MHA Alumni, Shanti Gidwani

UBC SPPH’s MHA Alumni Shanti Gidwani (Class of 2006) shares her experience at MHA and how it helped achieve her career goals.

Shanti Gidwani – Class of 2006

Past & Current Positions
Member Board of Directors, Vision Loss Rehabilitation Canada
National Healthcare Senior Director, CiscoE- Health Care Consultant, World Health Organization

Raised in a household of two specialist physician parents, healthcare was my whole life. I remember at 9 years old, my parents told me I’d make a great hospital administrator. I had no idea what that meant and looking back, I appreciated that they wanted me to keep my options open.
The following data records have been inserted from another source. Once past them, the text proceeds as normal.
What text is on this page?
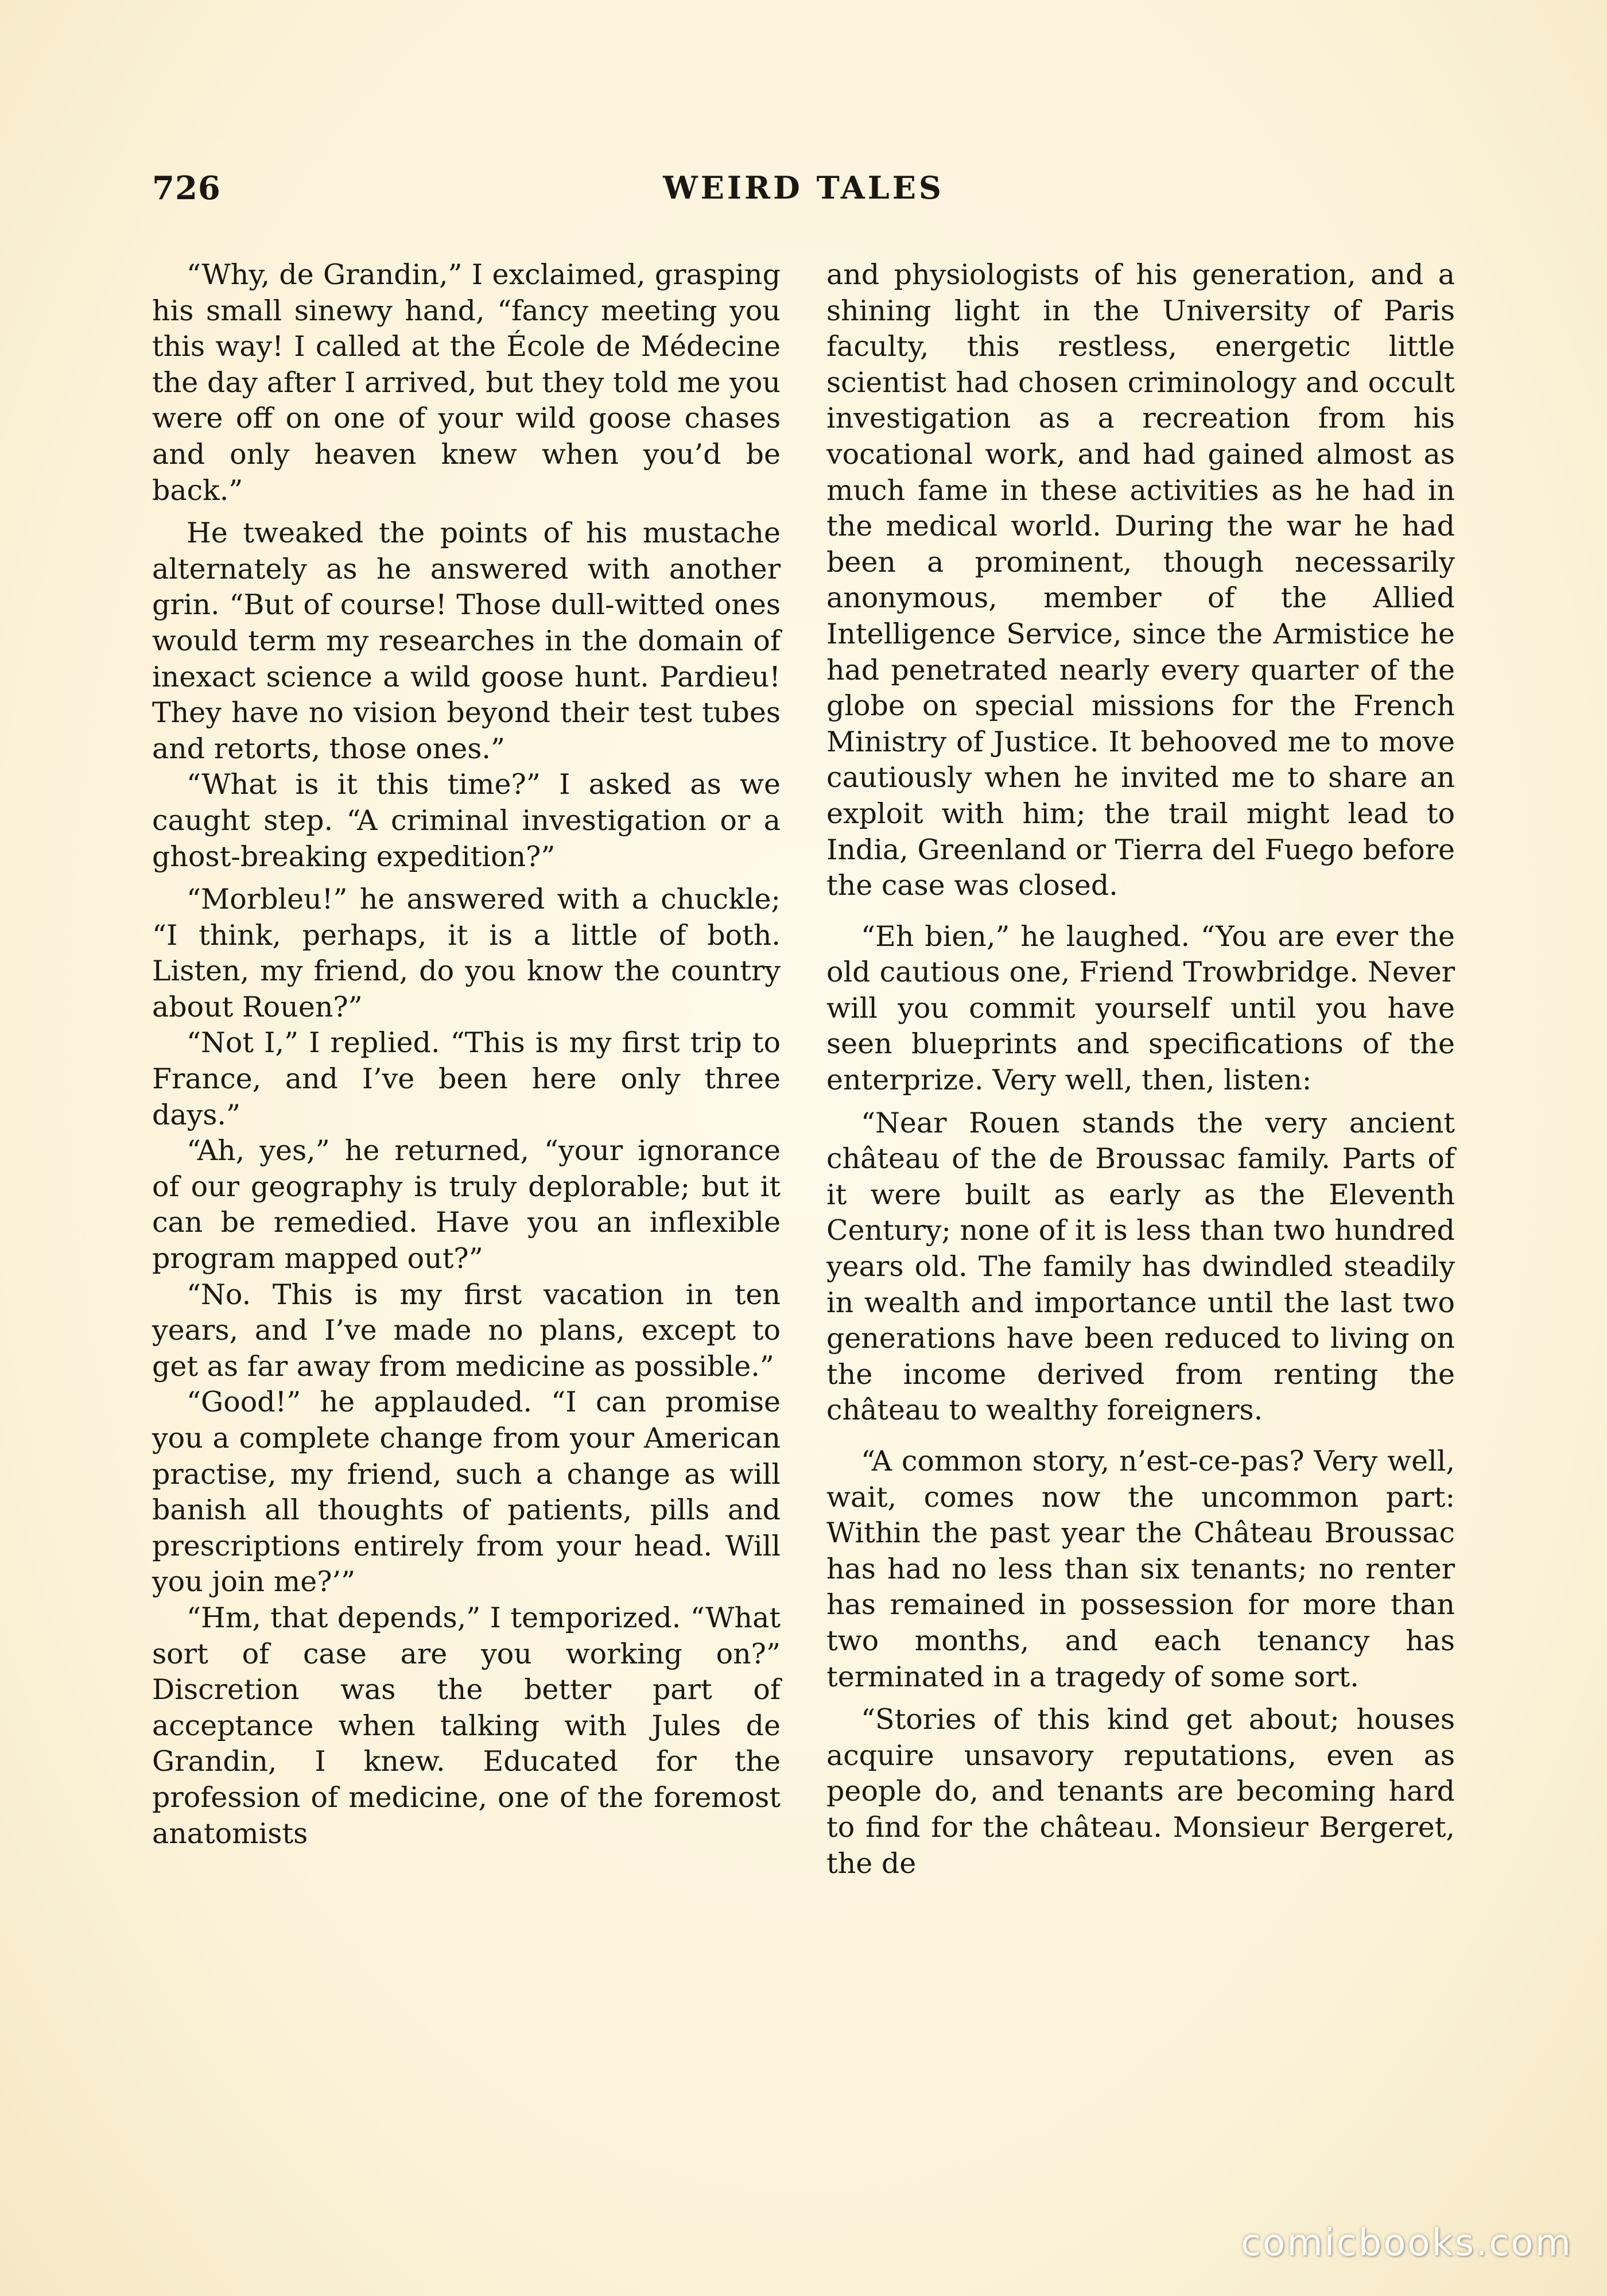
726	WEIRD TALES

“Why, de Grandin,” I exclaimed, grasping his small sinewy hand, “fancy meeting you this way! I called at the École de Médecine the day after I arrived, but they told me you were off on one of your wild goose chases and only heaven knew when you’d be back.”

He tweaked the points of his mustache alternately as he answered with another grin. “But of course! Those dull-witted ones would term my researches in the domain of inexact science a wild goose hunt. Pardieu! They have no vision beyond their test tubes and retorts, those ones.”

“What is it this time?” I asked as we caught step. “A criminal investigation or a ghost-breaking expedition?”

“Morbleu!” he answered with a chuckle; “I think, perhaps, it is a little of both. Listen, my friend, do you know the country about Rouen?”

“Not I,” I replied. “This is my first trip to France, and I’ve been here only three days.”

“Ah, yes,” he returned, “your ignorance of our geography is truly deplorable; but it can be remedied. Have you an inflexible program mapped out?”

“No. This is my first vacation in ten years, and I’ve made no plans, except to get as far away from medicine as possible.”

“Good!” he applauded. “I can promise you a complete change from your American practise, my friend, such a change as will banish all thoughts of patients, pills and prescriptions entirely from your head. Will you join me?’”

“Hm, that depends,” I temporized. “What sort of case are you working on?” Discretion was the better part of acceptance when talking with Jules de Grandin, I knew. Educated for the profession of medicine, one of the foremost anatomists

and physiologists of his generation, and a shining light in the University of Paris faculty, this restless, energetic little scientist had chosen criminology and occult investigation as a recreation from his vocational work, and had gained almost as much fame in these activities as he had in the medical world. During the war he had been a prominent, though necessarily anonymous, member of the Allied Intelligence Service, since the Armistice he had penetrated nearly every quarter of the globe on special missions for the French Ministry of Justice. It behooved me to move cautiously when he invited me to share an exploit with him; the trail might lead to India, Greenland or Tierra del Fuego before the case was closed.

“Eh bien,” he laughed. “You are ever the old cautious one, Friend Trowbridge. Never will you commit yourself until you have seen blueprints and specifications of the enterprize. Very well, then, listen:

“Near Rouen stands the very ancient château of the de Broussac family. Parts of it were built as early as the Eleventh Century; none of it is less than two hundred years old. The family has dwindled steadily in wealth and importance until the last two generations have been reduced to living on the income derived from renting the château to wealthy foreigners.

“A common story, n’est-ce-pas? Very well, wait, comes now the uncommon part: Within the past year the Château Broussac has had no less than six tenants; no renter has remained in possession for more than two months, and each tenancy has terminated in a tragedy of some sort.

“Stories of this kind get about; houses acquire unsavory reputations, even as people do, and tenants are becoming hard to find for the château. Monsieur Bergeret, the de

comicbooks.com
I began my career as a nurse working across a number of clinical areas. While I loved being at the bedside, I also wanted to make use of my business skills. My mind also saw the bigger, broader scale of population health and that leadership and policy initiatives were my passion.

My discovery of the MHA program happened while I was already enrolled in the Master of Science in Nursing.
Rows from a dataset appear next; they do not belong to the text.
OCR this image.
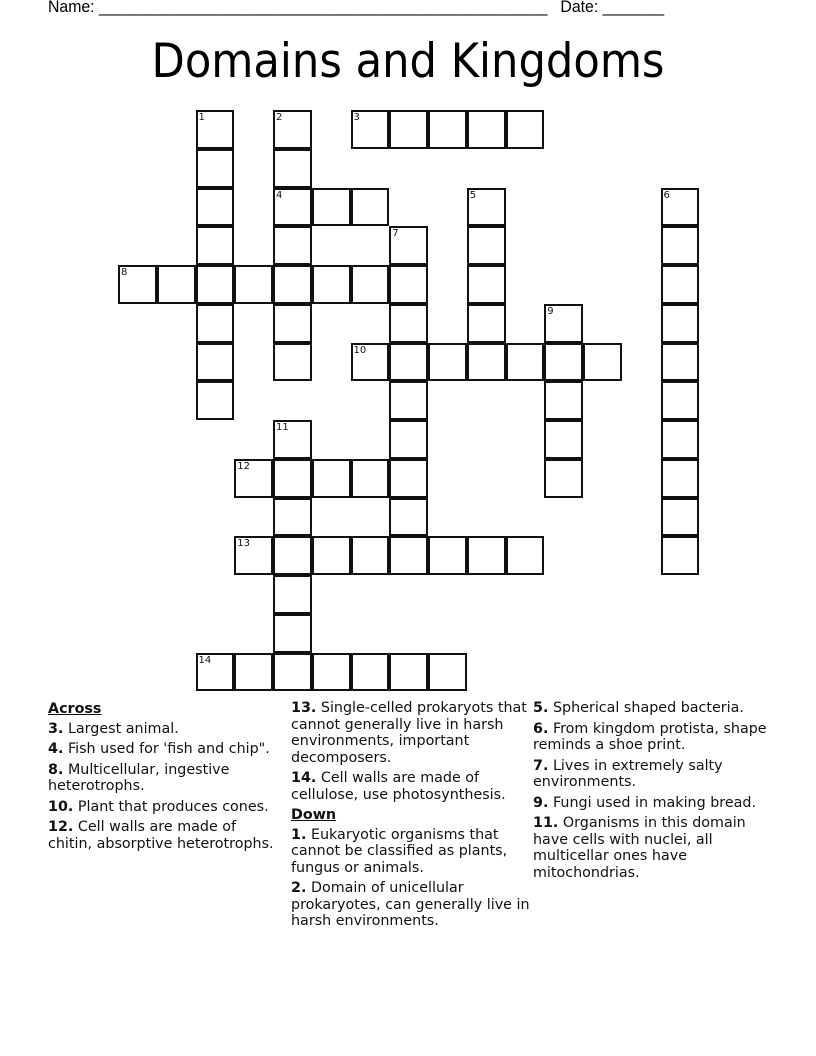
Name: ___________________________________________________ Date: _______
Domains and Kingdoms
1	2
4
3
5	6
7
8
9
10
11
12
13
14
Across
3. Largest animal.
4. Fish used for 'fish and chip".
8. Multicellular, ingestive heterotrophs.
10. Plant that produces cones.
12. Cell walls are made of chitin, absorptive heterotrophs.
13. Single-celled prokaryots that cannot generally live in harsh environments, important decomposers.
14. Cell walls are made of cellulose, use photosynthesis.
Down
1. Eukaryotic organisms that cannot be classified as plants, fungus or animals.
2. Domain of unicellular prokaryotes, can generally live in harsh environments.
5. Spherical shaped bacteria.
6. From kingdom protista, shape reminds a shoe print.
7. Lives in extremely salty environments.
9. Fungi used in making bread.
11. Organisms in this domain have cells with nuclei, all multicellar ones have mitochondrias.
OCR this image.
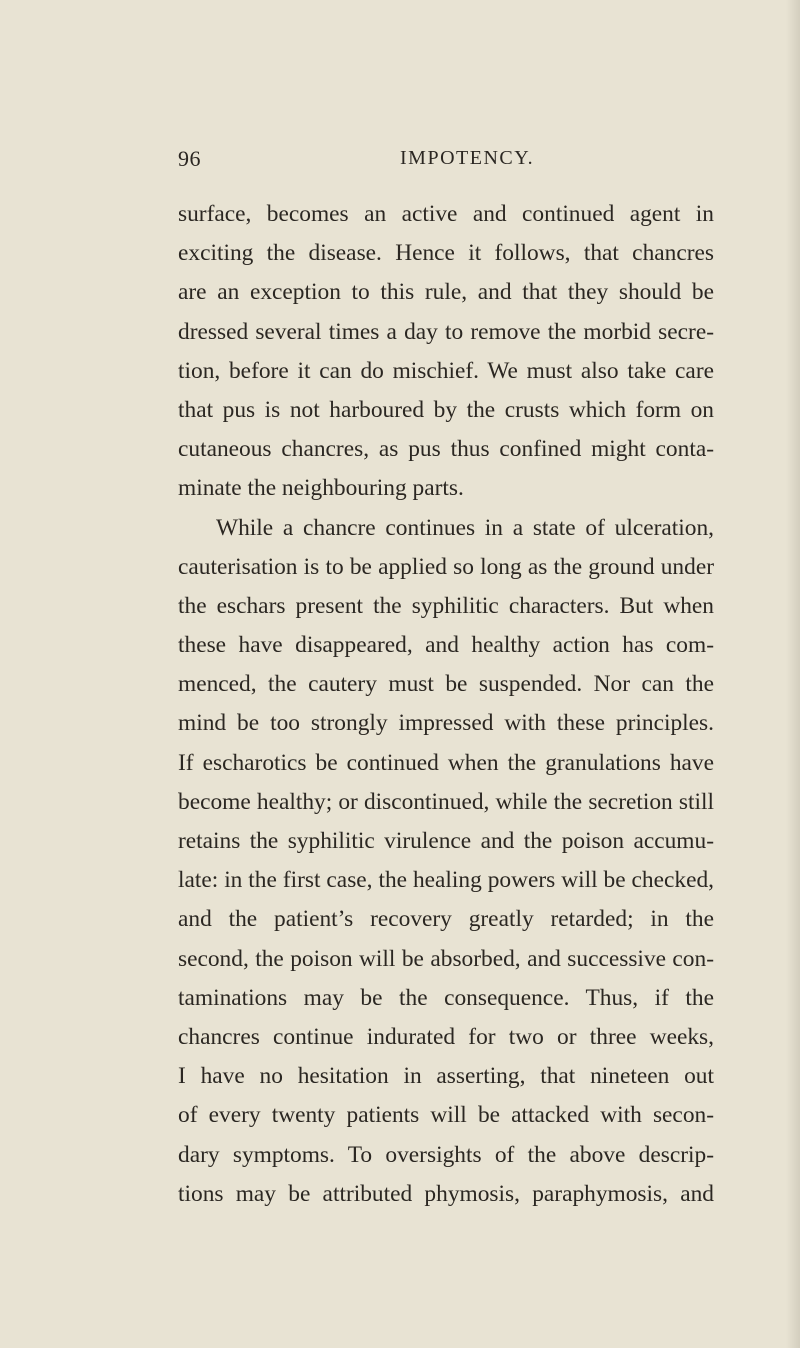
96	IMPOTENCY.
surface, becomes an active and continued agent in
exciting the disease. Hence it follows, that chancres
are an exception to this rule, and that they should be
dressed several times a day to remove the morbid secre-
tion, before it can do mischief. We must also take care
that pus is not harboured by the crusts which form on
cutaneous chancres, as pus thus confined might conta-
minate the neighbouring parts.
While a chancre continues in a state of ulceration,
cauterisation is to be applied so long as the ground under
the eschars present the syphilitic characters. But when
these have disappeared, and healthy action has com-
menced, the cautery must be suspended. Nor can the
mind be too strongly impressed with these principles.
If escharotics be continued when the granulations have
become healthy; or discontinued, while the secretion still
retains the syphilitic virulence and the poison accumu-
late: in the first case, the healing powers will be checked,
and the patient’s recovery greatly retarded; in the
second, the poison will be absorbed, and successive con-
taminations may be the consequence. Thus, if the
chancres continue indurated for two or three weeks,
I have no hesitation in asserting, that nineteen out
of every twenty patients will be attacked with secon-
dary symptoms. To oversights of the above descrip-
tions may be attributed phymosis, paraphymosis, and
I made the switch and immediately felt I found the right program that gave me formal training in healthcare and business. It gave me the winning combination of learning both in the classroom and on the ground.

While studying in the MHA, I was also working for a non-profit healthcare organization as the Director of Clinical Services. I was running over 50 clinics across BC, doing things like rewriting the governance policy and clinical operations manuals. During the two-year program, I got to apply what I learned on the weekends to my job at the time. It was a true translation of knowledge between my education and my day-to-day.
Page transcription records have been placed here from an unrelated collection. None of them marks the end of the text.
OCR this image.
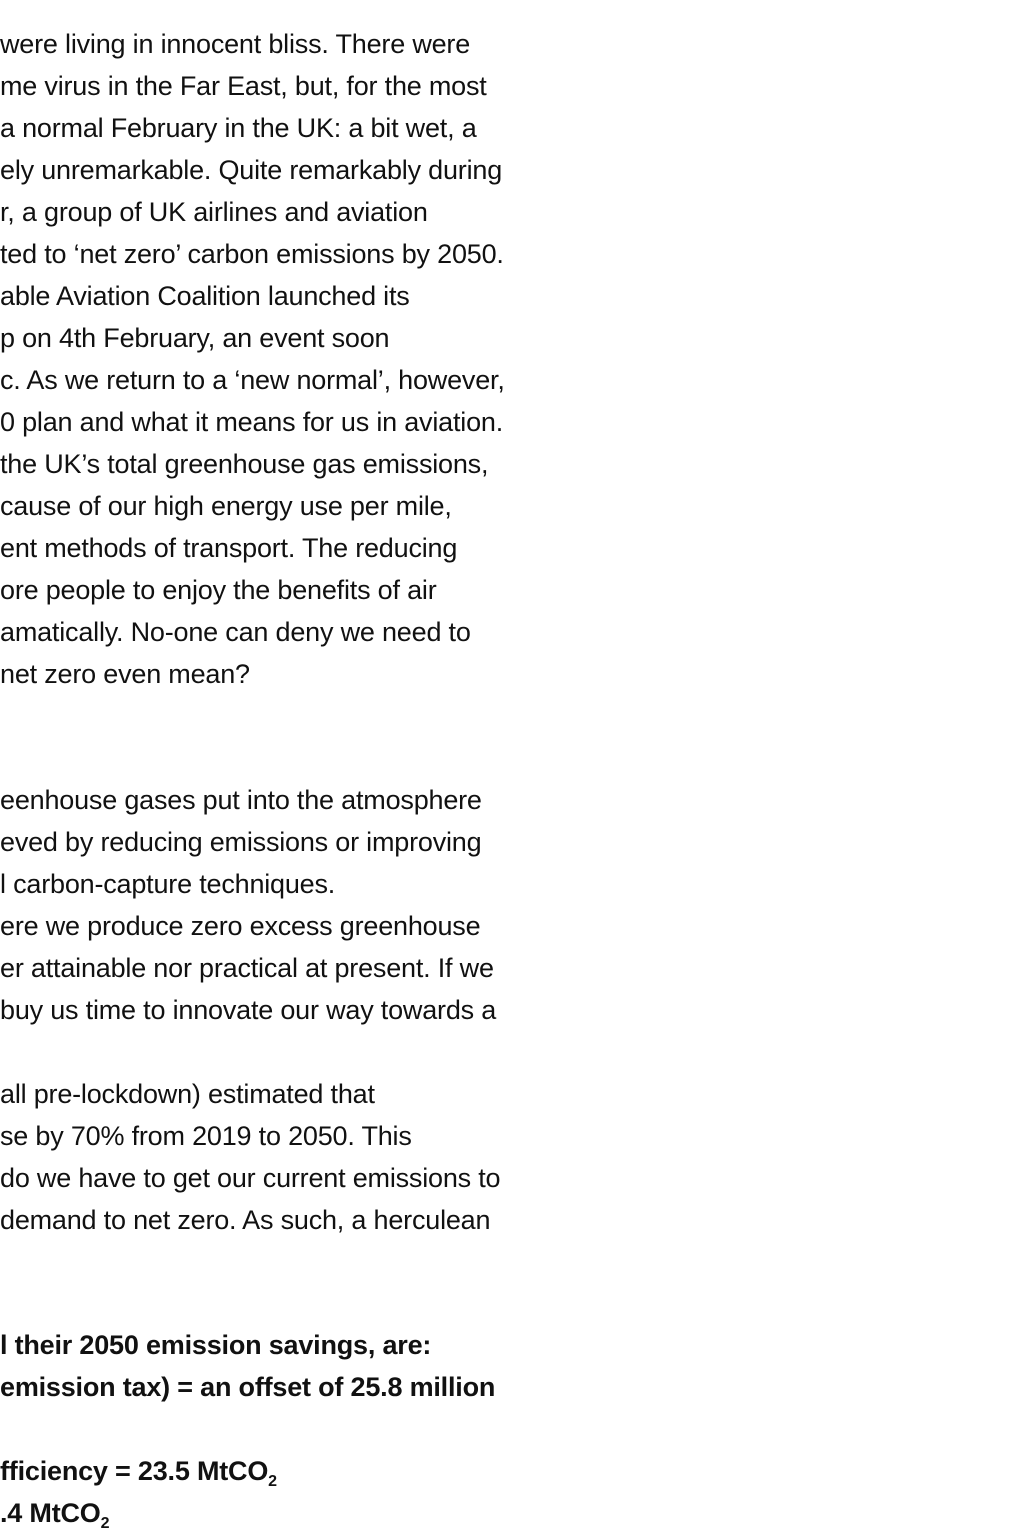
were living in innocent bliss. There were
me virus in the Far East, but, for the most
a normal February in the UK: a bit wet, a
ely unremarkable. Quite remarkably during
r, a group of UK airlines and aviation
ted to ‘net zero’ carbon emissions by 2050.
able Aviation Coalition launched its
p on 4th February, an event soon
c. As we return to a ‘new normal’, however,
0 plan and what it means for us in aviation.
the UK’s total greenhouse gas emissions,
cause of our high energy use per mile,
ent methods of transport. The reducing
ore people to enjoy the benefits of air
amatically. No-one can deny we need to
net zero even mean?
eenhouse gases put into the atmosphere
eved by reducing emissions or improving
l carbon-capture techniques.
ere we produce zero excess greenhouse
er attainable nor practical at present. If we
buy us time to innovate our way towards a
all pre-lockdown) estimated that
se by 70% from 2019 to 2050. This
do we have to get our current emissions to
demand to net zero. As such, a herculean
l their 2050 emission savings, are:
emission tax) = an offset of 25.8 million
fficiency = 23.5 MtCO$_2$
.4 MtCO$_2$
At Cisco, my background gives me a unique understanding to have conversations with individuals like chief medical officers and hospital administrators on how technology can advance the goals of their organization. I believe that many of the issues we are facing in healthcare today can be improved by technology: telehealth, intelligent information systems, comprehensive and accessible electronic health records, collaboration tools and more. Again, being able to speak the language of healthcare to apply strategies and tools from the business sector allows me to make a positive contribution to the healthcare space.

Having worked in public and private sector, as well as internationally for the WHO, I often get asked about the MHA vs the MBA. I often tell people that the MHA is the right marriage for someone who wants to be in healthcare and is interested in leadership roles and the business of healthcare. If it’s healthcare that you love, the MHA is the right path to take.